Tagih Utang Malah Dituduh Transaksi Narkoba, Indra Akhirnya Bebas

Tagih Utang Malah Dituduh Transaksi Narkoba, Indra Akhirnya Bebas

- detikNews
Senin, 13 Okt 2014 09:02 WIB
Tagih Utang Malah Dituduh Transaksi Narkoba, Indra Akhirnya Bebas
Jakarta -

Niat hati Indra Setiawan (35) menagih utang ke Amat. Tapi saat menagih tiba-tiba polisi menggerebek Amat dan Indra. Sempat dituduh terlibat narkoba dan merasakan dinginnya bui, Indra akhirnya dvonis bebas.

Kasus bermula saat polisi mendapat informasi dari warga pada 5 Maret 2010 silam. Saat itu, polisi mendengar akan terjadi transaksi narkoba di Jalan Lambung Mangkurat, Kelurahan Sungai Pinang Dalam, Kecamatan Samarinda Ilir, Kalimantan Timur. Atas informasi ini, polisi langsung menggelar operasi kilat untuk memantau hal tersebut. Para polisi di sebar di seputaran rumah tersebut yang belakangan diketahui milik Nur Amin.

Informasi itu ternyata benar. Menjelang tengah malam, Indra dan Amat masuk ke rumah Nur Amin. Secepat kilat aparat Polda langsung menggerebek Indra dan Amat. Setelah itu anggota langsung menyisir ke dalam rumah dan ditemukan 4 paket sabu. Tapi dalam badan Indra tidak ditemukan bukti sabu sedikit pun.

SCROLL TO CONTINUE WITH CONTENT

Untuk mengusut kasus itu lebih dalam, polisi mengamankan:

1. Syaiful Akbar
2. Nur Amin
3. Indra Setiawan
4. Amat

Polisi juga mengamankan barang bukti sabu seberat 1,4 gram. Menurut kicauan Amat, dirinya dan Indra akan menggunakan narkoba tersebut. Alhasil, Indra pun harus berurusan dengan hukum. Namun benarkah Indra memang terlibat dalam kepemilikan itu?
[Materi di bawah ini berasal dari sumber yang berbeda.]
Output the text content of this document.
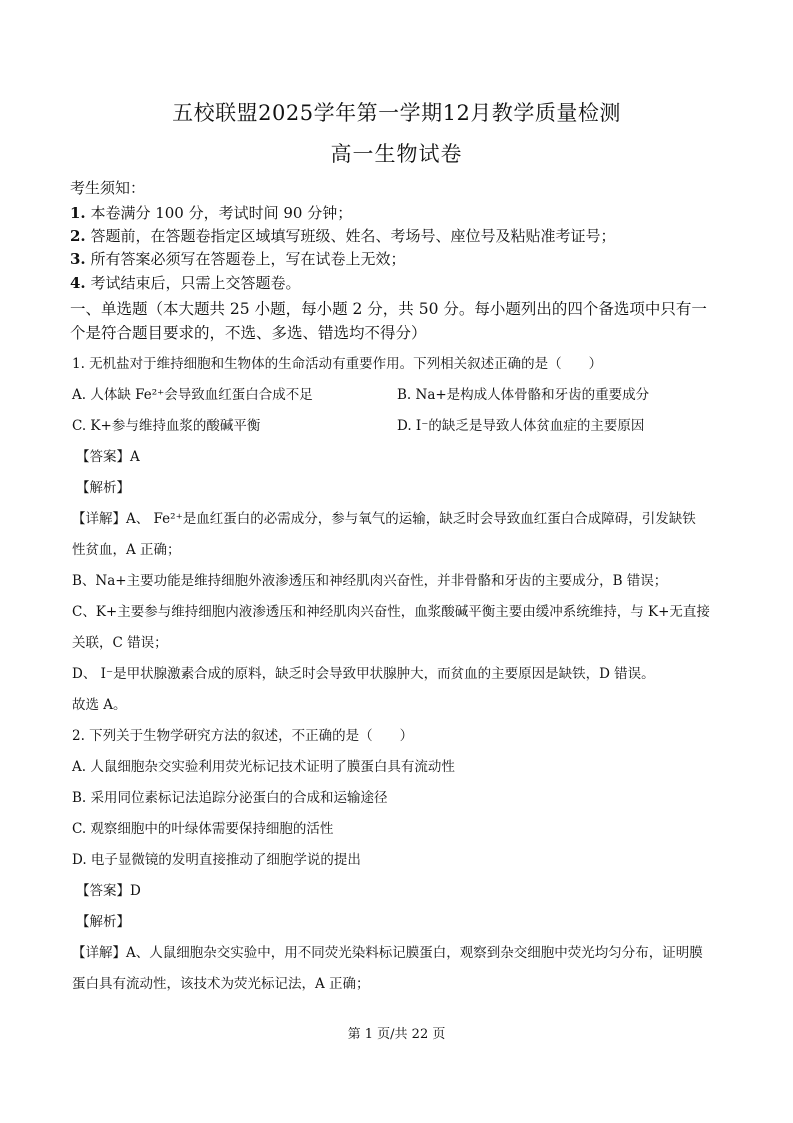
五校联盟2025学年第一学期12月教学质量检测
高一生物试卷
考生须知：
1. 本卷满分 100 分，考试时间 90 分钟；
2. 答题前，在答题卷指定区域填写班级、姓名、考场号、座位号及粘贴准考证号；
3. 所有答案必须写在答题卷上，写在试卷上无效；
4. 考试结束后，只需上交答题卷。
一、单选题（本大题共 25 小题，每小题 2 分，共 50 分。每小题列出的四个备选项中只有一
个是符合题目要求的，不选、多选、错选均不得分）
1. 无机盐对于维持细胞和生物体的生命活动有重要作用。下列相关叙述正确的是（　　）
A. 人体缺 Fe²⁺会导致血红蛋白合成不足	B. Na+是构成人体骨骼和牙齿的重要成分
C. K+参与维持血浆的酸碱平衡	D. I⁻的缺乏是导致人体贫血症的主要原因
【答案】A
【解析】
【详解】A、 Fe²⁺是血红蛋白的必需成分，参与氧气的运输，缺乏时会导致血红蛋白合成障碍，引发缺铁
性贫血，A 正确；
B、Na+主要功能是维持细胞外液渗透压和神经肌肉兴奋性，并非骨骼和牙齿的主要成分，B 错误；
C、K+主要参与维持细胞内液渗透压和神经肌肉兴奋性，血浆酸碱平衡主要由缓冲系统维持，与 K+无直接
关联，C 错误；
D、 I⁻是甲状腺激素合成的原料，缺乏时会导致甲状腺肿大，而贫血的主要原因是缺铁，D 错误。
故选 A。
2. 下列关于生物学研究方法的叙述，不正确的是（　　）
A. 人鼠细胞杂交实验利用荧光标记技术证明了膜蛋白具有流动性
B. 采用同位素标记法追踪分泌蛋白的合成和运输途径
C. 观察细胞中的叶绿体需要保持细胞的活性
D. 电子显微镜的发明直接推动了细胞学说的提出
【答案】D
【解析】
【详解】A、人鼠细胞杂交实验中，用不同荧光染料标记膜蛋白，观察到杂交细胞中荧光均匀分布，证明膜
蛋白具有流动性，该技术为荧光标记法，A 正确；
第 1 页/共 22 页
Dalam tuntutan jaksa pada 6 September 2010, Indra dituntut untuk dipenjara selama 8 tahun penjara. Atas tuntutan ini, Pengadilan Negeri (PN) Samarinda pada 22 September 2010 menjatuhkan hukuman selama 4 tahun penjara. Vonis ini dikuatkan di tingkat banding.

Tapi siapa nyana hukuman Indra diperberat oleh Mahkamah Agung (MA) pada 17 Maret 2011. Majelis kasasi menambah hukuman Indra menjadi 6 tahun penjara atas tindak pidana permufakatan jahat secara tanpa hak menguasai narkoba Golongan I bukan tanaman. Atas vonis itu, Indra pun mengajukan upaya hukum luar biasa yaitu peninjauan kembali (PK). Gayung bersambut, PK dikabulkan.

"Membebaskan terpidana dari segala dakwaan," putus majelis PK sebagaimana dilansir website MA, Senin (13/10/2014).

Duduk sebagai ketua majelis Dr Hatta Ali dengan anggota Prof Dr Komariah Emong Sapardjaja dan Prof Dr Surya Jaya. Ketiganya menilai Indra tidak bersalah dan tidak ada rencana akan memiliki narkoba tersebut. Kehadiran Indra ke rumah tersebut untuk menagih utang.

"Keberadaan terpidana di tempat kejadian perkara pada waktu itu semata-mata hanyalah untuk menagih utang kepada Amat sebesar Rp 1 juta dan tidak ikut terlibat dalam penjualan maupun mengkonsumsi sabu," demikian pertimbangan majelis hakim pada 23 April 2013 silam.

Kasus ini mengingatkan kepada kasus Edih Kusnadi. Pria asal Tangerang itu dituduh aparat melakukan percobaan membeli narkoba. Hingga persidangan usai, penyidik tidak bisa menunjukan bukti permulaan adanya percobaan itu. Baik SMS, rekaman telepon atau bukti lainnya. Sabu yang dituduhkan juga tidak pernah sampai ke tangan Edih. Namun hingga kasasi, Edih tetap dihukum 10 tahun penjara.

Lantas apakah Edih akan mengikuti jejak Indra untuk bebas?